Stunning car :argie::argie::argie:


Brian


----------



## kurt. (Nov 16, 2011)

Love these! amazing car for you to detail, looks like a spot on job too! :thumb:


----------



## Michael_McL (Aug 25, 2011)

Fantastic looking car! nice work mate.


----------



## cotter (Aug 31, 2008)

Niiiiiiice!


----------



## tonyy (Jul 26, 2008)

Looks stunning


----------



## davidc1987 (Feb 28, 2012)

Have never seen one of these cars in the flesh! they look great! sooo jel you get a blast out in it


----------



## Suberman (Aug 16, 2010)

Simply amazing! The best drivers' car in the world, period!


----------



## toomanycitroens (Jan 14, 2011)

My jaw is on the floor again!
Absolutely stunning, what a fine machine.:thumb:


----------



## Lupostef (Nov 20, 2011)

What a machine another one of my favourites :argie:


----------



## Matt_Nic (Apr 15, 2011)

Wonderful car, and 99 times in 100 I'd not dare question Porsche engineering.

However...

To save weight, they replace door handles with straps. 
And leave the Sat nav and electric windows in.

Go figure...

Lovely work on the car btw. It would be nice to see it in these GT3 colours, for some reason this just gets the blood racing for me. (no rude comments)


----------



## abbacus (Mar 24, 2011)

Awesome work on a truly awesome motor there Tom! :thumb:

That back window does look a pain in the ****! Were you lucky enough to go for a spin?


----------



## tom-225 (Aug 30, 2009)

Optimus said:


> Awesome work on a truly awesome motor there Tom! :thumb:
> 
> That back window does look a pain in the ****! Were you lucky enough to go for a spin?

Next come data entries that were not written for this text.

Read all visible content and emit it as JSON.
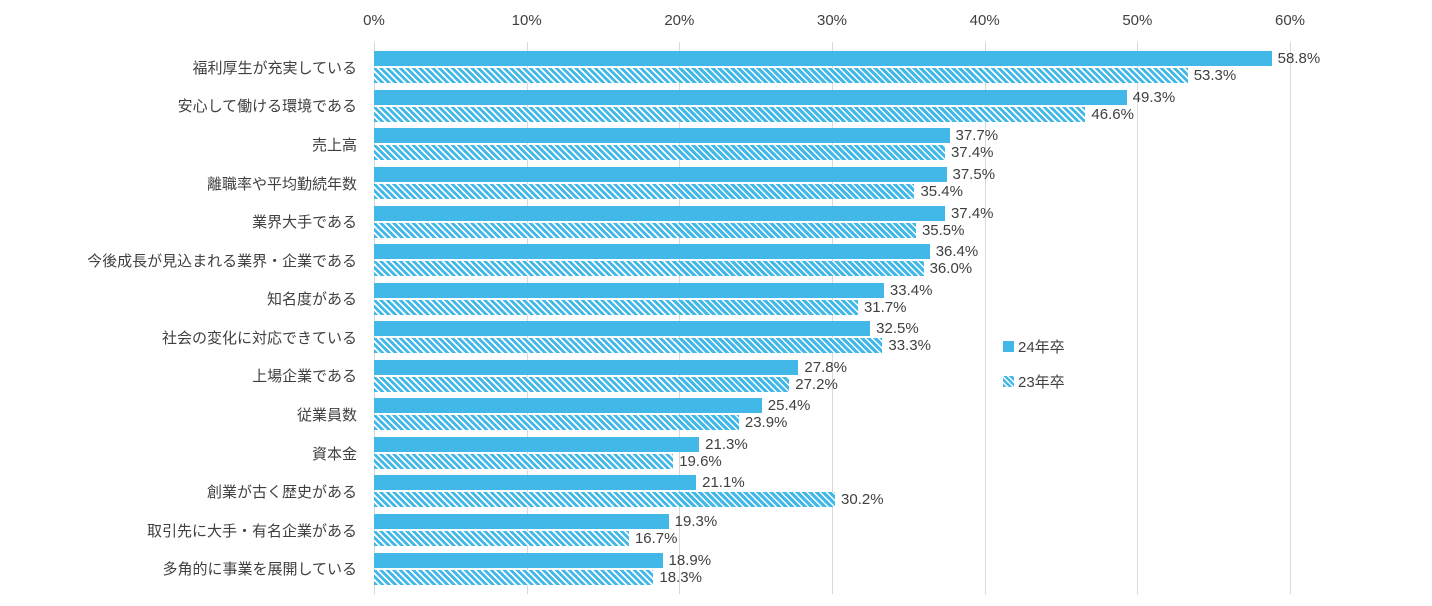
{
  "colors": {
    "bar": "#41b8e8",
    "grid": "#d9d9d9",
    "text": "#404040"
  },
  "chart_data": {
    "type": "bar",
    "orientation": "horizontal",
    "title": "",
    "xlabel": "",
    "ylabel": "",
    "xlim": [
      0,
      60
    ],
    "grid": true,
    "legend_position": "right-middle",
    "x_ticks": [
      "0%",
      "10%",
      "20%",
      "30%",
      "40%",
      "50%",
      "60%"
    ],
    "x_tick_values": [
      0,
      10,
      20,
      30,
      40,
      50,
      60
    ],
    "categories": [
      "福利厚生が充実している",
      "安心して働ける環境である",
      "売上高",
      "離職率や平均勤続年数",
      "業界大手である",
      "今後成長が見込まれる業界・企業である",
      "知名度がある",
      "社会の変化に対応できている",
      "上場企業である",
      "従業員数",
      "資本金",
      "創業が古く歴史がある",
      "取引先に大手・有名企業がある",
      "多角的に事業を展開している"
    ],
    "series": [
      {
        "name": "24年卒",
        "style": "solid",
        "values": [
          58.8,
          49.3,
          37.7,
          37.5,
          37.4,
          36.4,
          33.4,
          32.5,
          27.8,
          25.4,
          21.3,
          21.1,
          19.3,
          18.9
        ]
      },
      {
        "name": "23年卒",
        "style": "hatched",
        "values": [
          53.3,
          46.6,
          37.4,
          35.4,
          35.5,
          36.0,
          31.7,
          33.3,
          27.2,
          23.9,
          19.6,
          30.2,
          16.7,
          18.3
        ]
      }
    ],
    "value_label_format": "0.0%"
  }
}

ive been promised a spin when its taken out for a blast next


----------



## Lupostef (Nov 20, 2011)

Matt_Nic said:


> Wonderful car, and 99 times in 100 I'd not dare question Porsche engineering.
> 
> However...
> 
> ...


Always said the same thing, I'd rather see no carpets and very little electrics/luxurys . Not that my opinion counts as I will never be able to own something like this .


----------



## Lupostef (Nov 20, 2011)

Matt_Nic said:


> Wonderful car, and 99 times in 100 I'd not dare question Porsche engineering.
> 
> However...
> 
> ...


Always said the same thing, I'd rather see no carpets and very little electrics/luxurys  defeats the object a bit IMO Not that my opinion counts as I will never be able to own something like this .


----------



## JBirchy (Oct 9, 2010)

Fabulous car buddy, thanks for sharing!


----------



## prokopas (Apr 29, 2010)

Great Work


----------



## Wout_RS (Jun 13, 2012)

you lucky *******! you must been very happy to detail this car! very rarely to see one!


----------



## TopSport+ (Jul 22, 2012)

fantastic car!


----------



## moono16v (Oct 12, 2010)

Imagine owning that!!


----------



## tom-225 (Aug 30, 2009)

Thanks guys, it was a good car to work on, you should try driving it though


----------



## Soul Hudson (Jul 5, 2011)

Lovely looking car really like the interior and im not a fan of Porsche's.

A rather pleasing looking shine to the white paint as well. Nice work.

Looking forward to more pics of your work.


----------